Do you want your accountant to be actively hallucinating?

AI-powered chatbots should really be called "bullshit machines." And maybe we shouldn't trust them with important questions.

You have, I am sure, heard of the Infinite Monkey Theorem, which states that a monkey hitting keys at random on a typewriter keyboard for an infinite amount of time will almost surely type any given text, including the complete works of William Shakespeare.

The reason I know that is because I opened Microsoft’s Copilot chat window and asked “who came up with the idea of monkeys and typewriters?” It responded by basically rewriting the Wikipedia article on the topic about as effectively as your average college freshman might have. I would have deducted one full grade for leaving out the role of Jorge Luis Borges and his 1939 story “The Total Library,” but I realize that Borges isn’t an author most students are likely to encounter until their junior or senior year.

Anyway, I like to think of Copilot and other AI-powered chatbots as “bullshit machines,” designed to confidently answer any question in an earnest and convincing fashion, even to the point of making things up more or less completely.

In my personal experience, I’ve found that you get pretty high-quality results if you ask a question that’s relatively uncomplicated and not controversial. It’s even easier if there’s a Wikipedia article on the subject.

Things get more dicey when the questions get more complicated. For example, I recently asked Copilot for help with some complex scenarios involving state income taxes. I got super-confident answers telling me exactly how my scenario qualified for specific deductions, complete with hyperlinked footnotes showing the alleged sources of the advice.

I say alleged because when I followed the links to those articles (all from sketchy sources) I found that they didn’t say anything remotely like I was being advised. I used the Internet Archive’s Wayback Machine to confirm that they had never said those things, and when I searched for the specific advice I got … nothing.

When I asked ChatGPT the same questions, I got much more tentative answers, with no footnotes.  This was disappointing to the part of my brain that was really hoping for an authoritative answer, but slightly more reassuring to the rest of my body, which doesn’t want to go to prison for tax evasion.

I thought of this experience when I read an article from my colleague David Gewirtz over at ZDNET. He just did a fun experiment asking ChatGPT to create capsule descriptions of all 50 states, with an illustration and three short facts about each one. Then he asked some other AIs to fact-check GPTs work.
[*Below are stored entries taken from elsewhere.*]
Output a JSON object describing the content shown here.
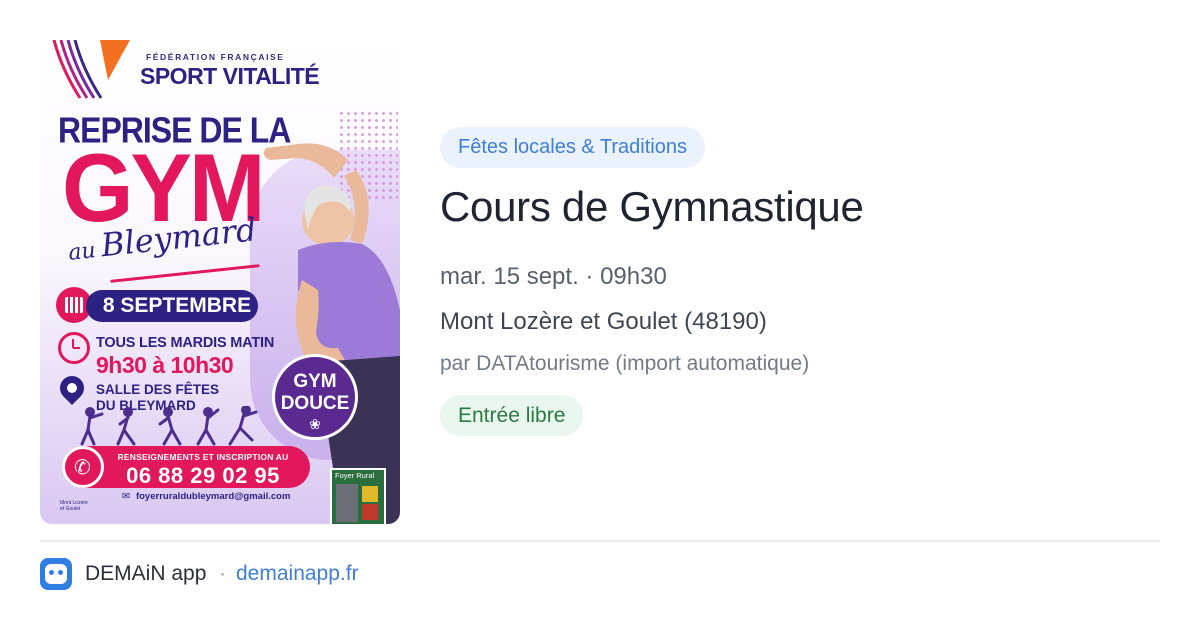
{
  "poster": {
    "federation": "FÉDÉRATION FRANÇAISE",
    "brand": "SPORT VITALITÉ",
    "headline_top": "REPRISE DE LA",
    "headline_main": "GYM",
    "place_au": "au",
    "place_name": "Bleymard",
    "date": "8 SEPTEMBRE",
    "schedule_line1": "TOUS LES MARDIS MATIN",
    "schedule_line2": "9h30 à 10h30",
    "venue_line1": "SALLE DES FÊTES",
    "venue_line2": "DU BLEYMARD",
    "badge_line1": "GYM",
    "badge_line2": "DOUCE",
    "contact_label": "RENSEIGNEMENTS ET INSCRIPTION AU",
    "phone": "06 88 29 02 95",
    "email": "foyerruraldubleymard@gmail.com",
    "partner_logo": "Foyer Rural",
    "mont_logo_line1": "Mont Lozère",
    "mont_logo_line2": "et Goulet",
    "colors": {
      "navy": "#2d2284",
      "pink": "#e3175c",
      "purple": "#5b2a91"
    }
  },
  "event": {
    "category": "Fêtes locales & Traditions",
    "title": "Cours de Gymnastique",
    "datetime": "mar. 15 sept. · 09h30",
    "location": "Mont Lozère et Goulet (48190)",
    "author": "par DATAtourisme (import automatique)",
    "price": "Entrée libre"
  },
  "footer": {
    "app_icon": "demain-app-icon",
    "app_name": "DEMAiN app",
    "separator": "·",
    "domain": "demainapp.fr"
  }
}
I fact-checked ChatGPT with Bard, Claude, and Copilot - and this AI was the most confidently incorrect

So here's the thing. If GPT-4, the OpenAI large language model (LLM) used by ChatGPT Plus, generated the fact statements, I wasn't entirely convinced it should be checking them. That's like asking high school students to write a history paper without using any references, and then self-correct their work. They're already starting with suspect information -- and then you're letting them correct themselves? No, that doesn't sound right to me.

But what if we fed those facts to other LLMs inside of other AIs? Both Google's Bard and Anthropic's Claude have their own LLMs. Bing uses GPT-4, but I figured I'd test its responses just to be completionist.
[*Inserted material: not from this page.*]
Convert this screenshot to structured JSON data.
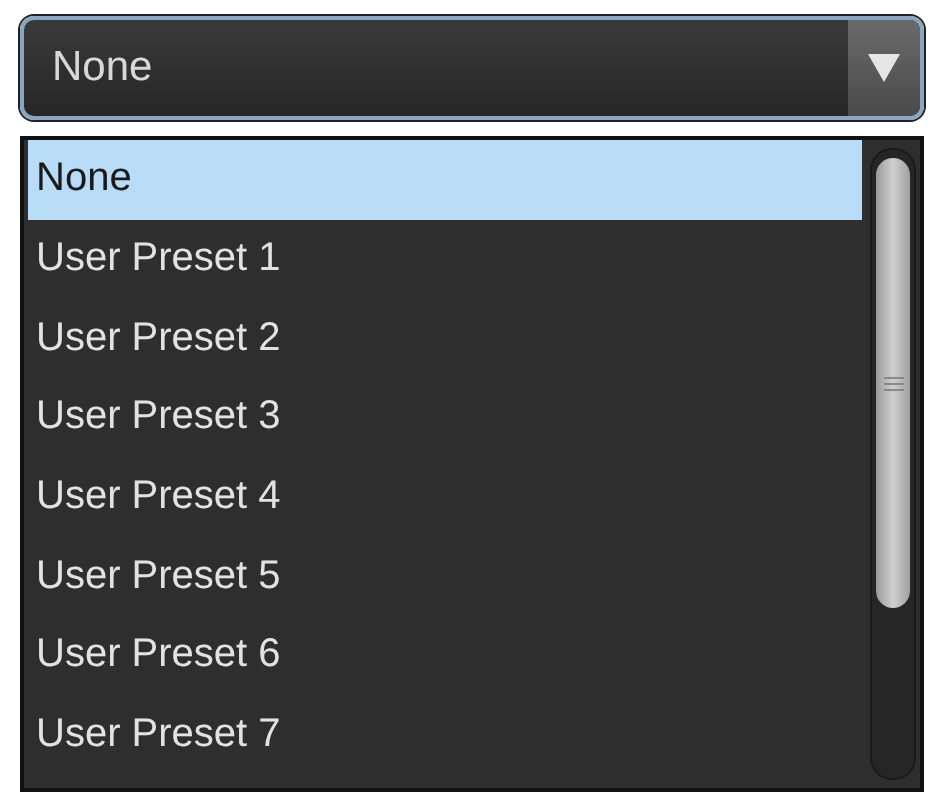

The results are worth reading, and this description of Bard’s “confidently incorrect” work seems on the money:

Bard's fact-checking seems impressive, but it often misses the point and gets things just as wrong as any other AI. … [M]ost of Bard's entries were either wrong or wrong-headed. And yet, Google puts its AI answers in front of most search results. Does that concern you? It sure worries me.

Why, yes, it does concern me.

Speaking of confidently incorrect answers, did you see this story about the attorney for Michael Cohen, the convicted felon who once worked for Donald J. Trump?

Michael Cohen lawyer David Schwartz cited fake cases: Judge

Cohen attorney David M. Schwartz submitted a letter motion on Nov. 29 arguing that there were three examples in 2022 of the U.S. Court of Appeals for the Second Circuit affirming the “early termination of supervised release.”

There was just one problem (or three problems): “As far as the Court can tell, none of these cases exist,” Judge Furman wrote Tuesday.

You definitely don’t want your accountant or your lawyer actively hallucinating like he just stepped out of Fear and Loathing in Las Vegas, which is what you’re likely to get with these AI tools in their current form. How long until we hear about an overworked doctor who killed a patient because they relied on something an AI told them?